A conspicuous blue hybrid big-rig/pickup truck has become a surprising icon for Republican Terri Lynn Land’s Senate campaign in Michigan.

It looms over campaign events. Land rode on it during a Fourth of July parade. It even has its own Instagram account.

But the gimmick on wheels could potentially become a political liability for Land, who faces a competitive race against Democratic Rep. Gary Peters.

Land’s campaign rents the truck — in fact, two identical ones, as a Michigan blogger disclosed this week — from her brother-in-law Roger Lucas, at a cost of $1,000 per month, according to the most recent Federal Election Commission filings.

That’s roughly $17 per day per truck, a price Democrats say is below fair market value and potentially in violation of campaign finance rules.

Land “is already potentially breaking the law to funnel millions of her family's wealth to her campaign, so it's clear she doesn't think the rules apply to her. Now, she is trying to cheat campaign laws again by not paying fair market value for her two campaign trucks,” said Kevin McAlister, a spokesman for the Michigan Democratic Party.
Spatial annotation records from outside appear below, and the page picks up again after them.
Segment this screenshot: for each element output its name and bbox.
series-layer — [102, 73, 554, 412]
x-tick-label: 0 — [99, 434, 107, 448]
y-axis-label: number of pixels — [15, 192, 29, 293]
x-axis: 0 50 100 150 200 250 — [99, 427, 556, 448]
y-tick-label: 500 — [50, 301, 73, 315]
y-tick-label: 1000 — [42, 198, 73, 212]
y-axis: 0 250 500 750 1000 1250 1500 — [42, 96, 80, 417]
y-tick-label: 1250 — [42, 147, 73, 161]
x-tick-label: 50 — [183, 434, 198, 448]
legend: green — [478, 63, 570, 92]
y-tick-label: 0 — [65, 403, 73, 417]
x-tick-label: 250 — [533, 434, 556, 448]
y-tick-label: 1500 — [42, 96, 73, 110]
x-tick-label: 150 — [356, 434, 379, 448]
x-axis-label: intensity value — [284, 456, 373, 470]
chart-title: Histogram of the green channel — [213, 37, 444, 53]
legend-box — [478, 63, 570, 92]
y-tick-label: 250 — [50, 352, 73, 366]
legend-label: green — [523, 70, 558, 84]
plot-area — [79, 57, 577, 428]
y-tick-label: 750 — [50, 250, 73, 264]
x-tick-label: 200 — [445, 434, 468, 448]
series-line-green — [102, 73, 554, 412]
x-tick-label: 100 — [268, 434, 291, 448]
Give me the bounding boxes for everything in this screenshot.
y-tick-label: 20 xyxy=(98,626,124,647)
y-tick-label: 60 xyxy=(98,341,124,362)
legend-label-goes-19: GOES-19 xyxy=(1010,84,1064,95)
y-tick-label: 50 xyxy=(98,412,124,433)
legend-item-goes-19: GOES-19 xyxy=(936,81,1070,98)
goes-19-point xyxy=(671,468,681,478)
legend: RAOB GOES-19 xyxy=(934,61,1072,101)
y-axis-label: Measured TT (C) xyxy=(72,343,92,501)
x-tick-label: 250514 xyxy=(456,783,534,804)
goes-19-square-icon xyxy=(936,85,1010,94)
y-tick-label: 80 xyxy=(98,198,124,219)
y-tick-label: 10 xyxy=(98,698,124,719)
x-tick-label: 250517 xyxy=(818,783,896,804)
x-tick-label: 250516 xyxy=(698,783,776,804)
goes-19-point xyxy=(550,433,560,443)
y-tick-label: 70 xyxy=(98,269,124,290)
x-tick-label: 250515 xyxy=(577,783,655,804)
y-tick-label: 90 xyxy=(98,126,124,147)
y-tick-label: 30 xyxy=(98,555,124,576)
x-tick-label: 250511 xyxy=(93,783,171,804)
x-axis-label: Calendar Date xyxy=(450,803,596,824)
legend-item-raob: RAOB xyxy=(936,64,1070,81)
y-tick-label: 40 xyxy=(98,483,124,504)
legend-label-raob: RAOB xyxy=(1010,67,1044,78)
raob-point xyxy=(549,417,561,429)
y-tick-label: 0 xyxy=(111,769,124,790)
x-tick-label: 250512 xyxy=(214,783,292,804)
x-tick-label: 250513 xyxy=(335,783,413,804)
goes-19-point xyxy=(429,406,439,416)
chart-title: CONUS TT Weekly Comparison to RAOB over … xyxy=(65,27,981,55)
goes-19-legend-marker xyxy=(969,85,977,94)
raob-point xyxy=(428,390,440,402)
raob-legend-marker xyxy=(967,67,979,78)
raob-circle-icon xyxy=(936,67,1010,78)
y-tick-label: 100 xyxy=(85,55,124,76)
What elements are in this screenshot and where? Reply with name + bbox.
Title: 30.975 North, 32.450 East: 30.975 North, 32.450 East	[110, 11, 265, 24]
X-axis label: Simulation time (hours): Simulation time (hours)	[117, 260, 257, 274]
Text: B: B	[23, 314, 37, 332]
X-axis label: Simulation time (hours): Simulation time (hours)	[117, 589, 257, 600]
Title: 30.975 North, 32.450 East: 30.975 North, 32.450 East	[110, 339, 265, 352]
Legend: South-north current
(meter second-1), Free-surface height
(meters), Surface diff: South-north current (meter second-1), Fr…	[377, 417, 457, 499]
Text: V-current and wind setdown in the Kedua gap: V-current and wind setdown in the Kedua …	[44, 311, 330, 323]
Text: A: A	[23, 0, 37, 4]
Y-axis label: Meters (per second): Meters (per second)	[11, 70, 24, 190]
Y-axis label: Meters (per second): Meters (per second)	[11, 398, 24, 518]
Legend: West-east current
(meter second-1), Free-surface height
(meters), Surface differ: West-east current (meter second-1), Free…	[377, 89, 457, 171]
But Land’s campaign says the truck, which appears to be an International CXT, is more than 10 years old and not in excellent condition, reducing its value. The campaign would not disclose the truck’s make and model.
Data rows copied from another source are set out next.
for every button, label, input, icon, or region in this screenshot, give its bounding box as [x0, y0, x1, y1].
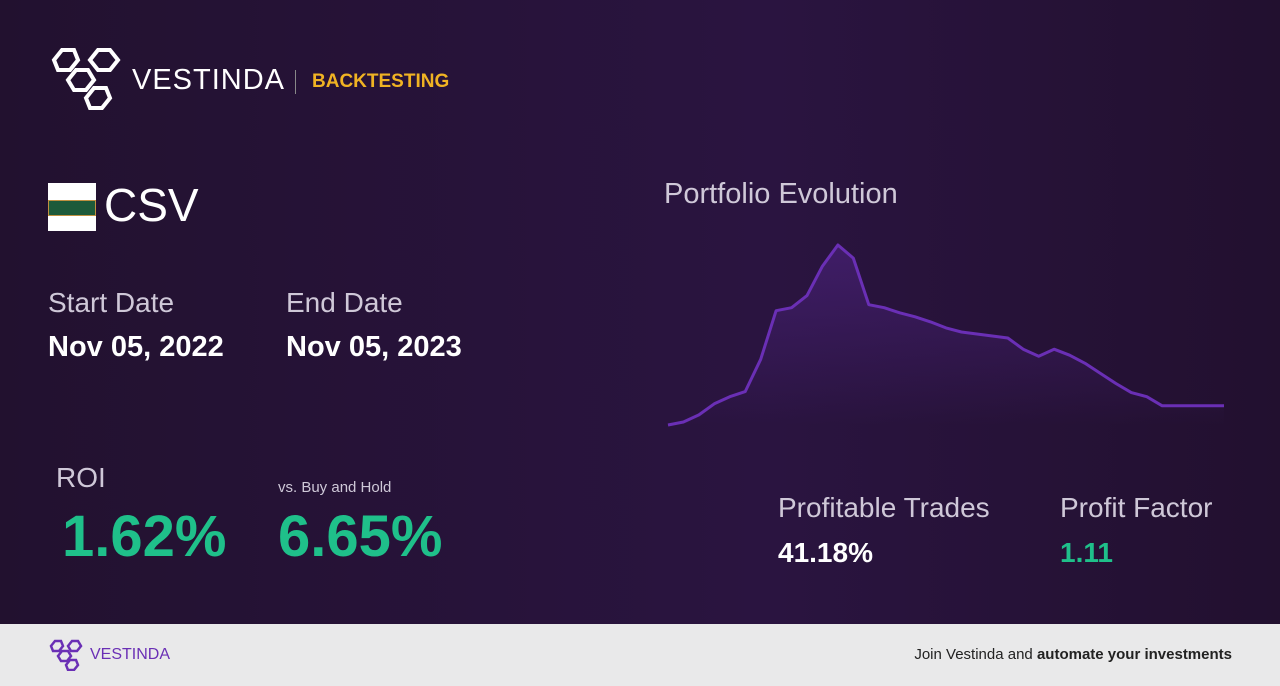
- end-date: Nov 05, 2023: [286, 331, 462, 363]
- roi: 1.62%: [62, 504, 227, 569]
- chart-title: Portfolio Evolution: [664, 178, 898, 210]
- bh-label: vs. Buy and Hold: [278, 479, 392, 496]
- ticker-icon: [48, 183, 96, 231]
- trades-label: Profitable Trades: [778, 492, 990, 523]
- footer: VESTINDA Join Vestinda and automate your…: [0, 624, 1280, 686]
- section: BACKTESTING: [312, 71, 450, 92]
- start-label: Start Date: [48, 287, 175, 318]
- logo: [51, 48, 121, 110]
- line: [667, 243, 1224, 427]
- start-date: Nov 05, 2022: [48, 331, 224, 363]
- end-label: End Date: [286, 287, 403, 318]
- ticker: CSV: [104, 179, 199, 231]
- divider: [295, 70, 296, 94]
- footer-logo: [49, 639, 83, 671]
- roi-label: ROI: [56, 462, 106, 493]
- bh: 6.65%: [278, 504, 443, 569]
- area: [668, 245, 1224, 425]
- brand: VESTINDA: [132, 64, 286, 96]
- pf: 1.11: [1060, 537, 1113, 568]
- footer-brand: VESTINDA: [90, 646, 171, 663]
- trades: 41.18%: [778, 537, 873, 568]
- sparkline: [667, 243, 1224, 427]
- footer-text: Join Vestinda and automate your investme…: [914, 646, 1232, 663]
- pf-label: Profit Factor: [1060, 492, 1213, 523]
- footer-cta-bold: automate your investments: [1036, 646, 1232, 663]
- footer-cta: Join Vestinda and: [914, 646, 1033, 663]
“The Land campaign has consistently paid fair market value for use of this almost decade-old truck,” said Land spokeswoman Heather Swift. “The monthly payments have, and will, cover usage of the truck from September 2013 through November 2014. Use of the truck was minimal in 2013 and will increase through Election Day, and rental payments properly reflect that valuation.”

Similar trucks are listed for sale online for approximately $75,000 to $85,000.

The brewing controversy brings to mind a similar brouhaha in Kentucky, where Democrat Alison Lundergan Grimes has denied receiving a family discount from her father’s company for her campaign’s bus, which Republicans charge is being rented at less than fair market value. In that case, the Democratic Senatorial Campaign Committee has been dismissive.

Land is renting directly from a family member, not from any corporation — which means the trucks are considered in-kind donations to the campaign. When the rental value exceeds individual contribution limits, it could be a campaign finance violation.

However, market value can be ambiguous unless formally challenged by another campaign or party.

"For most things you look at fair market value,” said Larry Noble, former FEC general counsel now with the Campaign Legal Center. “If you're going to rent the campaign a car, look at what campaign would have to pay at arm's length for that car.”

Land has already taken some heat in this election over other financial issues, including her stake in her family’s business, Land & Co. Land initially released her tax returns without her husband’s, which were filed separately and showed the wealth they had amassed through the company, drawing criticism from Democrats.